Valean also referred to challenges impacting the sector’s efficiency, including changing consumption patterns as a result of the pandemic, employee availability, crew changes, increasing congestion at ports and across the transport network and lastly the Russia-Ukraine war that is impacting the shipping sector and global supply chains.
According to Valean, maritime trade saw a 3.8 percent decline overall in 2020 thanks to “the men and women who continued to head out to sea, delivering food, medicines, and everyday goods throughout the pandemic”.
The commissioner underlined the importance of cutting emissions, which she said requires “shipowners and operators to start making choices, we need to test solutions and to use what is already available, including sustainable biofuels and LNG. And as the transition will take many years, we need to start now”.
Valean noted that the European Commission has and will continue to support decarbonization efforts. “Between 2014 and 2020, we supported 185 maritime projects through the Connecting Europe Facility, with a total of 1.64 billion euros.
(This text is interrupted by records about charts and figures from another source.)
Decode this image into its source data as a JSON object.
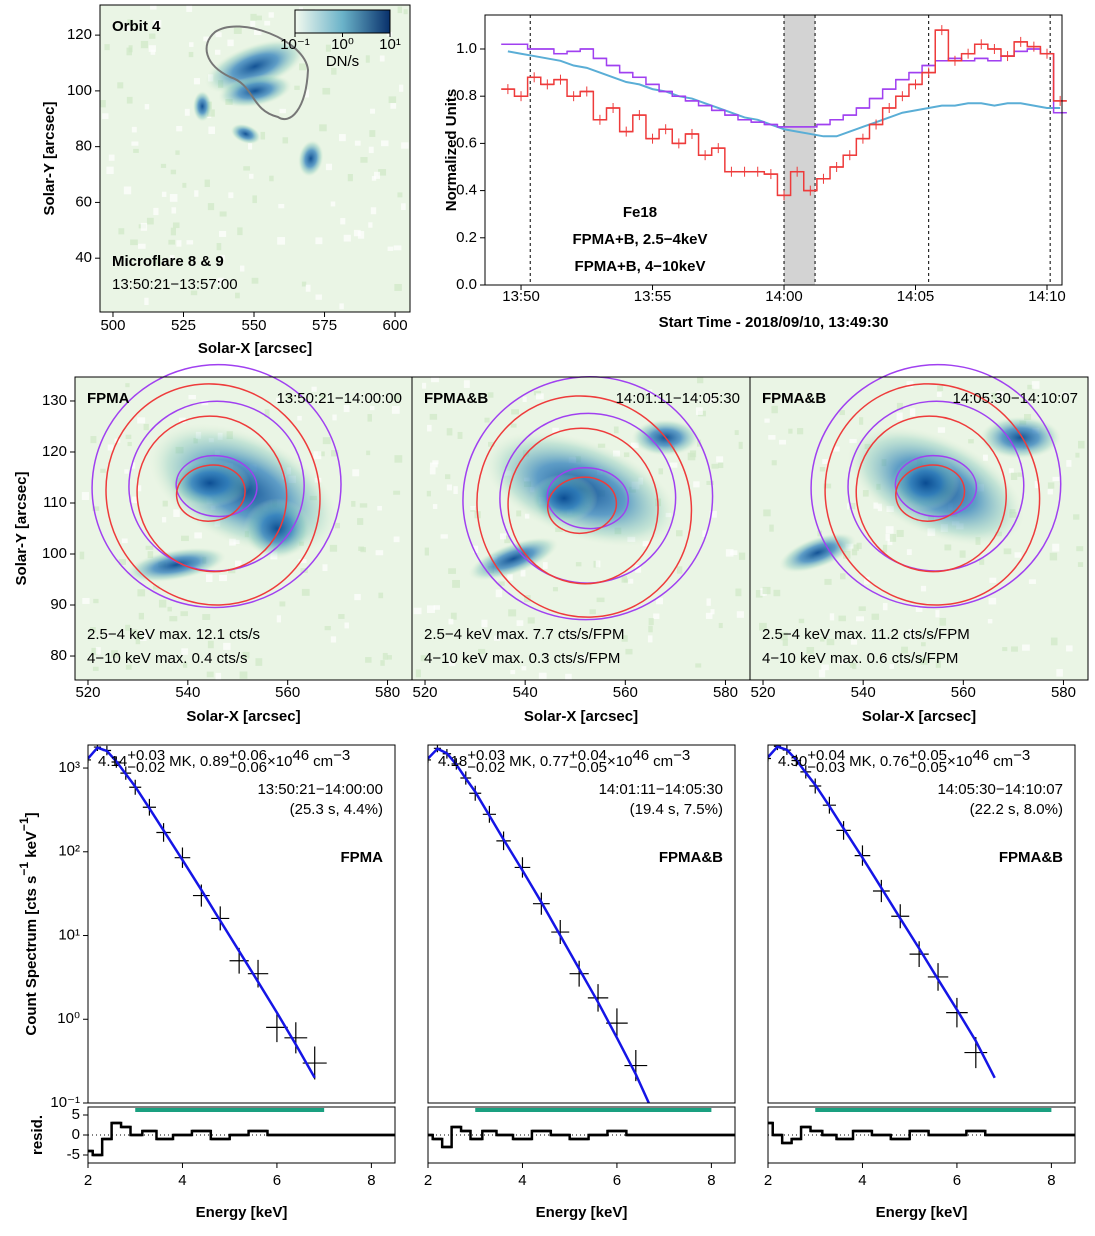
{
  "chart_data": [
    {
      "type": "image",
      "title": "Orbit 4",
      "annotations": [
        {
          "text": "Microflare 8 & 9"
        },
        {
          "text": "13:50:21−13:57:00"
        }
      ],
      "xlabel": "Solar-X [arcsec]",
      "ylabel": "Solar-Y [arcsec]",
      "xlim": [
        495.4,
        605.3
      ],
      "xticks": [
        500,
        525,
        550,
        575,
        600
      ],
      "ylim": [
        20.7,
        130.8
      ],
      "yticks": [
        40,
        60,
        80,
        100,
        120
      ],
      "colorbar": {
        "label": "DN/s",
        "log": true,
        "lim": [
          0.1,
          10
        ],
        "ticks": [
          {
            "value": 0.1,
            "label": "10⁻¹"
          },
          {
            "value": 1,
            "label": "10⁰"
          },
          {
            "value": 10,
            "label": "10¹"
          }
        ]
      }
    },
    {
      "type": "line",
      "xlabel": "Start Time - 2018/09/10, 13:49:30",
      "ylabel": "Normalized Units",
      "xlim": [
        -0.87,
        21.07
      ],
      "xticks": [
        {
          "value": 0.5,
          "label": "13:50"
        },
        {
          "value": 5.5,
          "label": "13:55"
        },
        {
          "value": 10.5,
          "label": "14:00"
        },
        {
          "value": 15.5,
          "label": "14:05"
        },
        {
          "value": 20.5,
          "label": "14:10"
        }
      ],
      "ylim": [
        0,
        1.144
      ],
      "yticks": [
        {
          "value": 0,
          "label": "0.0"
        },
        0.2,
        0.4,
        0.6,
        0.8,
        {
          "value": 1,
          "label": "1.0"
        }
      ],
      "vlines": [
        0.85,
        10.5,
        11.68,
        16,
        20.62
      ],
      "shaded": [
        10.5,
        11.68
      ],
      "x": [
        0,
        0.5,
        1,
        1.5,
        2,
        2.5,
        3,
        3.5,
        4,
        4.5,
        5,
        5.5,
        6,
        6.5,
        7,
        7.5,
        8,
        8.5,
        9,
        9.5,
        10,
        10.5,
        11,
        11.5,
        12,
        12.5,
        13,
        13.5,
        14,
        14.5,
        15,
        15.5,
        16,
        16.5,
        17,
        17.5,
        18,
        18.5,
        19,
        19.5,
        20,
        20.5,
        21
      ],
      "series": [
        {
          "name": "Fe18",
          "color": "#5aaed6",
          "step": false,
          "values": [
            0.99,
            0.98,
            0.97,
            0.96,
            0.95,
            0.93,
            0.92,
            0.9,
            0.88,
            0.86,
            0.85,
            0.83,
            0.82,
            0.8,
            0.79,
            0.77,
            0.75,
            0.73,
            0.71,
            0.7,
            0.68,
            0.66,
            0.65,
            0.64,
            0.63,
            0.63,
            0.65,
            0.67,
            0.69,
            0.71,
            0.73,
            0.74,
            0.75,
            0.76,
            0.76,
            0.77,
            0.77,
            0.76,
            0.77,
            0.77,
            0.76,
            0.75,
            0.75
          ]
        },
        {
          "name": "FPMA+B, 2.5−4keV",
          "color": "#a040f0",
          "step": true,
          "values": [
            1.02,
            1.02,
            1.0,
            1.0,
            0.98,
            0.99,
            1.0,
            0.96,
            0.93,
            0.9,
            0.88,
            0.85,
            0.82,
            0.8,
            0.78,
            0.76,
            0.74,
            0.72,
            0.7,
            0.69,
            0.68,
            0.67,
            0.67,
            0.67,
            0.68,
            0.7,
            0.72,
            0.75,
            0.79,
            0.83,
            0.87,
            0.9,
            0.93,
            0.95,
            0.96,
            0.95,
            0.96,
            0.95,
            0.97,
            0.99,
            1.0,
            0.98,
            0.73
          ]
        },
        {
          "name": "FPMA+B, 4−10keV",
          "color": "#ee3b3b",
          "step": true,
          "values": [
            0.83,
            0.8,
            0.88,
            0.85,
            0.87,
            0.8,
            0.82,
            0.7,
            0.75,
            0.65,
            0.72,
            0.62,
            0.66,
            0.6,
            0.64,
            0.55,
            0.58,
            0.48,
            0.48,
            0.48,
            0.47,
            0.38,
            0.48,
            0.4,
            0.45,
            0.5,
            0.55,
            0.62,
            0.68,
            0.75,
            0.8,
            0.85,
            0.9,
            1.08,
            0.95,
            0.98,
            1.02,
            1.0,
            0.97,
            1.03,
            1.01,
            0.98,
            0.78
          ]
        }
      ]
    },
    {
      "type": "image",
      "title": "FPMA",
      "time_range": "13:50:21−14:00:00",
      "xlabel": "Solar-X [arcsec]",
      "ylabel": "Solar-Y [arcsec]",
      "xlim": [
        517.4,
        584.9
      ],
      "xticks": [
        520,
        540,
        560,
        580
      ],
      "ylim": [
        75.3,
        134.7
      ],
      "yticks": [
        80,
        90,
        100,
        110,
        120,
        130
      ],
      "annotations": [
        {
          "text": "2.5−4 keV max. 12.1 cts/s",
          "color": "#a040f0"
        },
        {
          "text": "4−10 keV max. 0.4 cts/s",
          "color": "#ee3b3b"
        }
      ]
    },
    {
      "type": "image",
      "title": "FPMA&B",
      "time_range": "14:01:11−14:05:30",
      "xlabel": "Solar-X [arcsec]",
      "xlim": [
        517.4,
        584.9
      ],
      "xticks": [
        520,
        540,
        560,
        580
      ],
      "ylim": [
        75.3,
        134.7
      ],
      "annotations": [
        {
          "text": "2.5−4 keV max. 7.7 cts/s/FPM",
          "color": "#a040f0"
        },
        {
          "text": "4−10 keV max. 0.3 cts/s/FPM",
          "color": "#ee3b3b"
        }
      ]
    },
    {
      "type": "image",
      "title": "FPMA&B",
      "time_range": "14:05:30−14:10:07",
      "xlabel": "Solar-X [arcsec]",
      "xlim": [
        517.4,
        584.9
      ],
      "xticks": [
        520,
        540,
        560,
        580
      ],
      "ylim": [
        75.3,
        134.7
      ],
      "annotations": [
        {
          "text": "2.5−4 keV max. 11.2 cts/s/FPM",
          "color": "#a040f0"
        },
        {
          "text": "4−10 keV max. 0.6 cts/s/FPM",
          "color": "#ee3b3b"
        }
      ]
    },
    {
      "type": "spectrum",
      "log_y": true,
      "detector": "FPMA",
      "time_range": "13:50:21−14:00:00",
      "stats": "(25.3 s, 4.4%)",
      "fit": {
        "color": "#1515e6",
        "T": "4.14",
        "T_err": [
          "+0.03",
          "−0.02"
        ],
        "T_unit": "MK,",
        "EM": "0.89",
        "EM_err": [
          "+0.06",
          "−0.06"
        ],
        "EM_unit": "×10",
        "EM_exp": "46",
        "vol_unit": "cm",
        "vol_exp": "−3"
      },
      "ylabel": [
        "Count Spectrum [cts s",
        "−1",
        " keV",
        "−1",
        "]"
      ],
      "xlabel": "Energy [keV]",
      "xlim": [
        2,
        8.5
      ],
      "xticks": [
        2,
        4,
        6,
        8
      ],
      "ylim": [
        0.1,
        1884
      ],
      "yticks": [
        {
          "value": 0.1,
          "label": "10⁻¹"
        },
        {
          "value": 1,
          "label": "10⁰"
        },
        {
          "value": 10,
          "label": "10¹"
        },
        {
          "value": 100,
          "label": "10²"
        },
        {
          "value": 1000,
          "label": "10³"
        }
      ],
      "x": [
        2.0,
        2.2,
        2.4,
        2.6,
        2.8,
        3.0,
        3.3,
        3.6,
        4.0,
        4.4,
        4.8,
        5.2,
        5.6,
        6.0,
        6.4,
        6.8
      ],
      "model": {
        "color": "#1515e6",
        "values": [
          1300,
          1750,
          1600,
          1200,
          850,
          600,
          330,
          180,
          80,
          35,
          15,
          6.5,
          2.8,
          1.2,
          0.5,
          0.2
        ]
      },
      "data": {
        "color": "#000000",
        "values": [
          1250,
          1780,
          1620,
          1180,
          870,
          590,
          340,
          170,
          85,
          30,
          16,
          5,
          3.5,
          0.8,
          0.6,
          0.3
        ]
      },
      "residual": {
        "ylabel": "resid.",
        "ylim": [
          -7,
          7
        ],
        "yticks": [
          -5,
          0,
          5
        ],
        "fit_range": [
          3,
          7
        ],
        "fit_color": "#1aa080",
        "values": [
          -4,
          -5,
          -1,
          3,
          2,
          0,
          1,
          -1,
          0,
          1,
          -1,
          0,
          1,
          0,
          0,
          0
        ]
      }
    },
    {
      "type": "spectrum",
      "log_y": true,
      "detector": "FPMA&B",
      "time_range": "14:01:11−14:05:30",
      "stats": "(19.4 s, 7.5%)",
      "fit": {
        "color": "#1515e6",
        "T": "4.18",
        "T_err": [
          "+0.03",
          "−0.02"
        ],
        "T_unit": "MK,",
        "EM": "0.77",
        "EM_err": [
          "+0.04",
          "−0.05"
        ],
        "EM_unit": "×10",
        "EM_exp": "46",
        "vol_unit": "cm",
        "vol_exp": "−3"
      },
      "xlabel": "Energy [keV]",
      "xlim": [
        2,
        8.5
      ],
      "xticks": [
        2,
        4,
        6,
        8
      ],
      "ylim": [
        0.1,
        1884
      ],
      "x": [
        2.0,
        2.2,
        2.4,
        2.6,
        2.8,
        3.0,
        3.3,
        3.6,
        4.0,
        4.4,
        4.8,
        5.2,
        5.6,
        6.0,
        6.4,
        6.8
      ],
      "model": {
        "color": "#1515e6",
        "values": [
          1300,
          1700,
          1500,
          1100,
          750,
          520,
          270,
          140,
          60,
          25,
          10,
          4,
          1.6,
          0.6,
          0.22,
          0.07
        ]
      },
      "data": {
        "color": "#000000",
        "values": [
          1250,
          1720,
          1480,
          1120,
          760,
          500,
          280,
          135,
          65,
          24,
          11,
          3.5,
          1.8,
          0.9,
          0.28,
          null
        ]
      },
      "residual": {
        "ylim": [
          -7,
          7
        ],
        "fit_range": [
          3,
          8
        ],
        "fit_color": "#1aa080",
        "values": [
          0,
          -1,
          -3,
          2,
          1,
          -1,
          1,
          0,
          -1,
          1,
          0,
          -1,
          0,
          1,
          0,
          0
        ]
      }
    },
    {
      "type": "spectrum",
      "log_y": true,
      "detector": "FPMA&B",
      "time_range": "14:05:30−14:10:07",
      "stats": "(22.2 s, 8.0%)",
      "fit": {
        "color": "#1515e6",
        "T": "4.30",
        "T_err": [
          "+0.04",
          "−0.03"
        ],
        "T_unit": "MK,",
        "EM": "0.76",
        "EM_err": [
          "+0.05",
          "−0.05"
        ],
        "EM_unit": "×10",
        "EM_exp": "46",
        "vol_unit": "cm",
        "vol_exp": "−3"
      },
      "xlabel": "Energy [keV]",
      "xlim": [
        2,
        8.5
      ],
      "xticks": [
        2,
        4,
        6,
        8
      ],
      "ylim": [
        0.1,
        1884
      ],
      "x": [
        2.0,
        2.2,
        2.4,
        2.6,
        2.8,
        3.0,
        3.3,
        3.6,
        4.0,
        4.4,
        4.8,
        5.2,
        5.6,
        6.0,
        6.4,
        6.8
      ],
      "model": {
        "color": "#1515e6",
        "values": [
          1350,
          1800,
          1650,
          1250,
          880,
          630,
          350,
          190,
          85,
          37,
          16,
          7,
          3,
          1.3,
          0.55,
          0.2
        ]
      },
      "data": {
        "color": "#000000",
        "values": [
          1300,
          1820,
          1640,
          1230,
          900,
          610,
          360,
          180,
          90,
          34,
          17,
          6,
          3.2,
          1.2,
          0.4,
          null
        ]
      },
      "residual": {
        "ylim": [
          -7,
          7
        ],
        "fit_range": [
          3,
          8
        ],
        "fit_color": "#1aa080",
        "values": [
          3,
          0,
          -2,
          -1,
          2,
          1,
          0,
          -1,
          1,
          0,
          -1,
          1,
          0,
          0,
          1,
          0
        ]
      }
    }
  ]
}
This included 14 Greek projects.”
Greece also tapped into 30 million euros under the European Fund for Strategic Investments for the construction of a new liquefied natural gas bunkering vessel, based at Piraeus port and participated in the Commission-funded Horizon 2020 E-Ferry project, the world’s first 100 percent battery-electric ferry, ‘Ellen’, powered by the world’s largest battery.
Lastly, she called on Greece to participate in the EU-Ukraine Solidarity Lanes initiative, which is aimed at helping Ukraine get 5 million tons of grain out of its territory.
PM: Greek shipping industry accounts for 7% of GDP
Speaking during the event, Greek Prime Minister Kyriakos Mitsotakis said the shipping industry accounted for 7 percent of the country’s GDP and supported 200,000 jobs.
He also referred to a letter he sent to European Commission President Ursula Von der Leyen in which he is requesting that shipping be made a European priority so that the focus can be on:
– intensifying research and development of technologies and alternative fuels that will be compatible with the environment, safe for ships, and sustainable for the economy;
– revising EU laws in order to ensure fair play in transportation;
– ensuring the fair distribution of revenue from the European emissions trading scheme among member states;
– and implementing the ‘polluter pays’ mechanism holding operators accountable and not shipowners.